Many driver name Spa as their favourite because it allows them to explore the limits of their machines and themselves. With the possibility of rain thrown into the mix, and we have an excellent weekend’s racing ahead of us.
After a miserable, point-less race at Valencia, Red Bull have to produce the goods at Spa to keep themselves in the hunt for the championships.
On paper, the RB5 should be very strong around the 7km lap. The car has proved most efficient at circuits with high-speed corners, which the Belgian venue has in abundance.
Added to that, temperature for the weekend are expected to be cool, and there is a chance of rain – again, both sets of conditions have suited Red Bull nicely this year.

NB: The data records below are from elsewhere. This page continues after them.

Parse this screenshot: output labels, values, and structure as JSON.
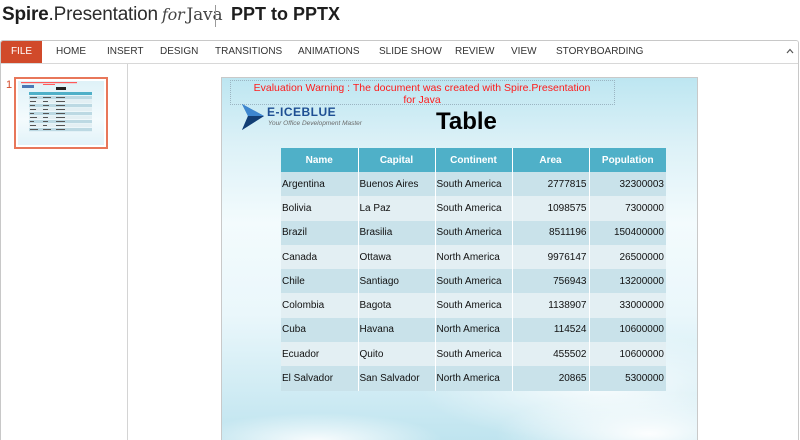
{
  "header": {
    "brand_strong": "Spire",
    "brand_light": ".Presentation",
    "brand_for": "for",
    "brand_java": "Java",
    "page_title": "PPT to PPTX"
  },
  "ribbon": {
    "tabs": [
      {
        "label": "FILE"
      },
      {
        "label": "HOME"
      },
      {
        "label": "INSERT"
      },
      {
        "label": "DESIGN"
      },
      {
        "label": "TRANSITIONS"
      },
      {
        "label": "ANIMATIONS"
      },
      {
        "label": "SLIDE SHOW"
      },
      {
        "label": "REVIEW"
      },
      {
        "label": "VIEW"
      },
      {
        "label": "STORYBOARDING"
      }
    ],
    "collapse_icon": "chevron-up-icon",
    "accent_color": "#d14a2a"
  },
  "thumbnails": {
    "items": [
      {
        "number": "1",
        "selected": true
      }
    ],
    "selection_color": "#e8775a"
  },
  "slide": {
    "warning_line1": "Evaluation Warning : The document was created with  Spire.Presentation",
    "warning_line2": "for Java",
    "logo_name": "E-ICEBLUE",
    "logo_tagline": "Your Office Development Master",
    "title": "Table",
    "header_color": "#4fb0c8",
    "table": {
      "columns": [
        "Name",
        "Capital",
        "Continent",
        "Area",
        "Population"
      ],
      "rows": [
        [
          "Argentina",
          "Buenos Aires",
          "South America",
          "2777815",
          "32300003"
        ],
        [
          "Bolivia",
          "La Paz",
          "South America",
          "1098575",
          "7300000"
        ],
        [
          "Brazil",
          "Brasilia",
          "South America",
          "8511196",
          "150400000"
        ],
        [
          "Canada",
          "Ottawa",
          "North America",
          "9976147",
          "26500000"
        ],
        [
          "Chile",
          "Santiago",
          "South America",
          "756943",
          "13200000"
        ],
        [
          "Colombia",
          "Bagota",
          "South America",
          "1138907",
          "33000000"
        ],
        [
          "Cuba",
          "Havana",
          "North America",
          "114524",
          "10600000"
        ],
        [
          "Ecuador",
          "Quito",
          "South America",
          "455502",
          "10600000"
        ],
        [
          "El Salvador",
          "San Salvador",
          "North America",
          "20865",
          "5300000"
        ]
      ]
    }
  }
}
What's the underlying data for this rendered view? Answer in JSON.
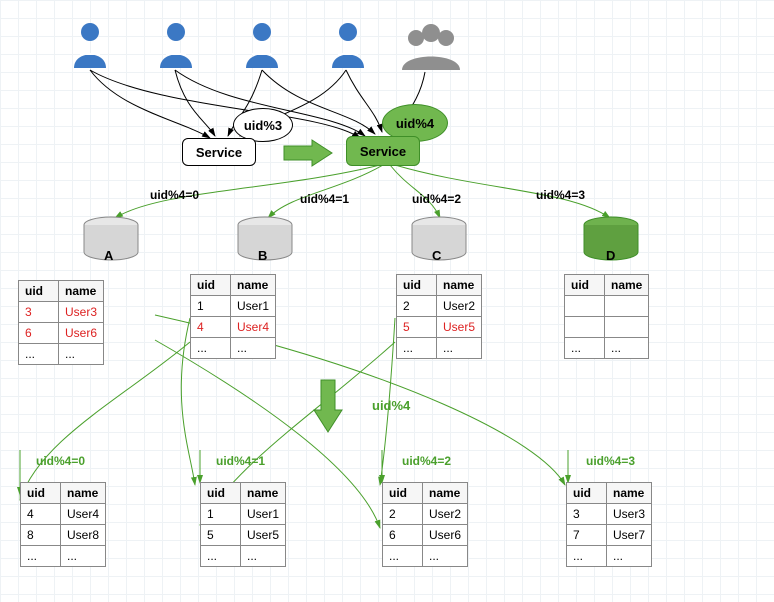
{
  "bubbles": {
    "old": "uid%3",
    "new": "uid%4"
  },
  "service": {
    "old": "Service",
    "new": "Service"
  },
  "routes_top": {
    "a": "uid%4=0",
    "b": "uid%4=1",
    "c": "uid%4=2",
    "d": "uid%4=3"
  },
  "middle_label": "uid%4",
  "routes_bottom": {
    "a": "uid%4=0",
    "b": "uid%4=1",
    "c": "uid%4=2",
    "d": "uid%4=3"
  },
  "db_labels": {
    "a": "A",
    "b": "B",
    "c": "C",
    "d": "D"
  },
  "columns": {
    "uid": "uid",
    "name": "name"
  },
  "ellipsis": "...",
  "table_old_a": {
    "rows": [
      {
        "uid": "3",
        "name": "User3",
        "red": true
      },
      {
        "uid": "6",
        "name": "User6",
        "red": true
      }
    ]
  },
  "table_old_b": {
    "rows": [
      {
        "uid": "1",
        "name": "User1",
        "red": false
      },
      {
        "uid": "4",
        "name": "User4",
        "red": true
      }
    ]
  },
  "table_old_c": {
    "rows": [
      {
        "uid": "2",
        "name": "User2",
        "red": false
      },
      {
        "uid": "5",
        "name": "User5",
        "red": true
      }
    ]
  },
  "table_old_d": {
    "rows": []
  },
  "table_new_a": {
    "rows": [
      {
        "uid": "4",
        "name": "User4"
      },
      {
        "uid": "8",
        "name": "User8"
      }
    ]
  },
  "table_new_b": {
    "rows": [
      {
        "uid": "1",
        "name": "User1"
      },
      {
        "uid": "5",
        "name": "User5"
      }
    ]
  },
  "table_new_c": {
    "rows": [
      {
        "uid": "2",
        "name": "User2"
      },
      {
        "uid": "6",
        "name": "User6"
      }
    ]
  },
  "table_new_d": {
    "rows": [
      {
        "uid": "3",
        "name": "User3"
      },
      {
        "uid": "7",
        "name": "User7"
      }
    ]
  }
}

The biggest problem for Red Bull – as discussed here yesterday – is the likelihood that Sebastian Vettel is going to get an engine change penalty sometime soon.
Brawn re-discovered their previous levels of performance at Valencia and it wasn’t confined to Rubens Barrichello’s car. Jenson Button set a quicker fastest lap than his team mate, but the combination of poor qualifying and a bad start ruined his race.

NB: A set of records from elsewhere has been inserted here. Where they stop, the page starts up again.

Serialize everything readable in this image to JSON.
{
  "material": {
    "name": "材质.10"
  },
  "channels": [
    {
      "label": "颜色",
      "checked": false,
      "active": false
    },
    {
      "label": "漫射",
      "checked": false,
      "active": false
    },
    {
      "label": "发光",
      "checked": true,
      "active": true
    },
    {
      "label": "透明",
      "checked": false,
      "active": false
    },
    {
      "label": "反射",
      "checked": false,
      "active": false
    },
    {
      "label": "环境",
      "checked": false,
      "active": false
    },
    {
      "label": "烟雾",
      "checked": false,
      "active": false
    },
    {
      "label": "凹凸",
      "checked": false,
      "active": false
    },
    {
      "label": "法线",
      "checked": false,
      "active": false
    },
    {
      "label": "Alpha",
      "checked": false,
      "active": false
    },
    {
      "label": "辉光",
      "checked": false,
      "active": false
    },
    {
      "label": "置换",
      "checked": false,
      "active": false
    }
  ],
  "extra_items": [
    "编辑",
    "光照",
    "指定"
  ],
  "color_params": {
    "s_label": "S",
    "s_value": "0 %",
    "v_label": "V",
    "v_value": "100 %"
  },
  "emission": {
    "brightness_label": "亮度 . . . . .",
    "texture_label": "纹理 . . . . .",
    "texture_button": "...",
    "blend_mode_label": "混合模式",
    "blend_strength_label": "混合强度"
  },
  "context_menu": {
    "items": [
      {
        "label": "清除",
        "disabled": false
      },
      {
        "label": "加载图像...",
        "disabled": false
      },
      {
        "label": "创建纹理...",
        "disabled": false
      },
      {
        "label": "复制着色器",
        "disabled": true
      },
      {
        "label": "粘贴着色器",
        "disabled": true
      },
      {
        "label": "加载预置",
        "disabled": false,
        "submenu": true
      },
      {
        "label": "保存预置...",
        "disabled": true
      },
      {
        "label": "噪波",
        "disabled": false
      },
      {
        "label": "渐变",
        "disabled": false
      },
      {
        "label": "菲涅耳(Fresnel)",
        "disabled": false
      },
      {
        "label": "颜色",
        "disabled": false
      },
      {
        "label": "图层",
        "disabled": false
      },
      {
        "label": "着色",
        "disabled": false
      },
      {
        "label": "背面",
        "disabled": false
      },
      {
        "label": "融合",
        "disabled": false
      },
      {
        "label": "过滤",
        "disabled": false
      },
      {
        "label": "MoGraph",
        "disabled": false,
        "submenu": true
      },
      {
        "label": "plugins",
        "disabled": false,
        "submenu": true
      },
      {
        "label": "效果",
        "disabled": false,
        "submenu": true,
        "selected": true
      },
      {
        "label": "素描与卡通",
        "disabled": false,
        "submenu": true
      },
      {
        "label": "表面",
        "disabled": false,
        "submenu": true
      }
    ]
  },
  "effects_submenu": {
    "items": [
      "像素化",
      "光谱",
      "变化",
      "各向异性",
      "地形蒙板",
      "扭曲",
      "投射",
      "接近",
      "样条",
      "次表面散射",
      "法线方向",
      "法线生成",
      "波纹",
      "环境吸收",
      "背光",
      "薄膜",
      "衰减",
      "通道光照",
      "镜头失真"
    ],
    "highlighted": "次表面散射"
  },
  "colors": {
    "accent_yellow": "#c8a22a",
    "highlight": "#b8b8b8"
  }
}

Barrichello’s Valencia win has brought him right back into the drivers’ title battle. It was the culmination of a run of four races where he’s looked more than match for than his team mate, even if it hasn’t always been reflected in the results:
|Germany||Q2/R6||Q3/R5||Barrichello ahead until pit stop problem|
|Hungary||Q12/R10||Q8/R7||Barrichello has car failure in qualifying|
The softer tyre compounds being used at Spa this year could play into Brawn’s hands. this year the teams will have the medium and soft Bridgestones, instead of the hard and medium tyres brought last year.
If Brawn can get a decent result at Spa, which in theory should not suit them as well as Red Bull, then they should be able to approach the final fly-away races with much more confidence. But will it be Button or Barrichello leading the way?

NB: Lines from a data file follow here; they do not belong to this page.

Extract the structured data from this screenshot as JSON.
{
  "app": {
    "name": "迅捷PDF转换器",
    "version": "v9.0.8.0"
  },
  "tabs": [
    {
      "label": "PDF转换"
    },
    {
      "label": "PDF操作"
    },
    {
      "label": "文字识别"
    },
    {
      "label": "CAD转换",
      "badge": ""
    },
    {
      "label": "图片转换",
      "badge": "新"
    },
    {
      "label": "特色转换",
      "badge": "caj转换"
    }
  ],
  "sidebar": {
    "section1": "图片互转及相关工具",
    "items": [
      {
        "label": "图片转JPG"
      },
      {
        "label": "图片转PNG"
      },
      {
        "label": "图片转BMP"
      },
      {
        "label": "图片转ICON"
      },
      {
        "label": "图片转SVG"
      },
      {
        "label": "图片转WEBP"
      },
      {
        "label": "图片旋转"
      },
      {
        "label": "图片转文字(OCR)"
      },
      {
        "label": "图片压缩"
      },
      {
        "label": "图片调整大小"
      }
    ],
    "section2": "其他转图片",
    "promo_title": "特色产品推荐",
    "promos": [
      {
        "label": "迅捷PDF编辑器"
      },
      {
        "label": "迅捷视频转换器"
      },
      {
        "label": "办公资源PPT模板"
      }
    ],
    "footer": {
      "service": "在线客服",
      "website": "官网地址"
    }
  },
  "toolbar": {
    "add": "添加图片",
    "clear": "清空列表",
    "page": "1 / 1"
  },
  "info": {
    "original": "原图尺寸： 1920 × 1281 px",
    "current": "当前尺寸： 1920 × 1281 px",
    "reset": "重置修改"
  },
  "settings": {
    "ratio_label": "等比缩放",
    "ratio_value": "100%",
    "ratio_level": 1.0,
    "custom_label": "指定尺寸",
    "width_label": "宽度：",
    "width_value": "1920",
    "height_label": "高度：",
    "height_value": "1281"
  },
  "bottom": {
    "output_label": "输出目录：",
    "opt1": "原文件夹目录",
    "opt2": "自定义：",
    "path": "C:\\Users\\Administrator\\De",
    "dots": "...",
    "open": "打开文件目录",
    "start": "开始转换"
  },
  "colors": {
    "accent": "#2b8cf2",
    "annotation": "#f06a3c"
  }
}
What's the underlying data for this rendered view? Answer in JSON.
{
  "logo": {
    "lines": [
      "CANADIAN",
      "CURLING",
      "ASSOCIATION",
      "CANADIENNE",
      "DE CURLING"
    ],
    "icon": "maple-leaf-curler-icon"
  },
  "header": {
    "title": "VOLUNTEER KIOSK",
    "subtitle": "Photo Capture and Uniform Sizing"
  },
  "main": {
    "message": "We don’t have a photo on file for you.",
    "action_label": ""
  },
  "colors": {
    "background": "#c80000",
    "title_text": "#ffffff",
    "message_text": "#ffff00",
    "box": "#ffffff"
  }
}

Some teams have wondered allowed how significant McLaren and Ferrari‘s KERS power boosts will be at Spa. It has by far the longest flat-out section of any F1 circuit – 1.8km – and which should make the KERS cars incredibly difficult to live with on the opening lap as they sprint from La Source, through Eau Rouge, and on to Les Combes.
Finally, no preview of the Belgian Grand Prix would be complete without mentioning the disgraceful conclusion of last year’s race. It was one of those heart-sinking moments when the powers-that-be took what had been a thrilling race at a classic circuit, and ruined it with poor governance and incompetent stewarding. Let’s hope they get it right this year.
Drivers to watch
Luca Badoer – This race will decide whether Luca Badoer gets to stay in the Ferrari until Felipe Massa returns. A huge step forward over his Valencia performance will be expected.
Sebastian Vettel – After two consecutive no-scores, Vettel’s position in the championship battle is looking increasingly vulnerable. But we’ve seen what he’s capable of in wet weather – if it rains at Spa he must be favourite for the win.
Robert Kubica – A minor improvement from BMW saw Kubica return to the points at Valencia. On the market for a 2010 seat, and usually strong in the rain.
Kimi Raikkonen – Last year he came within a couple of laps of winning four consecutive Belgian Grands Prix. Has been on the podium in the last two races. Surely this is his and Ferrari’s best chance of a win this year?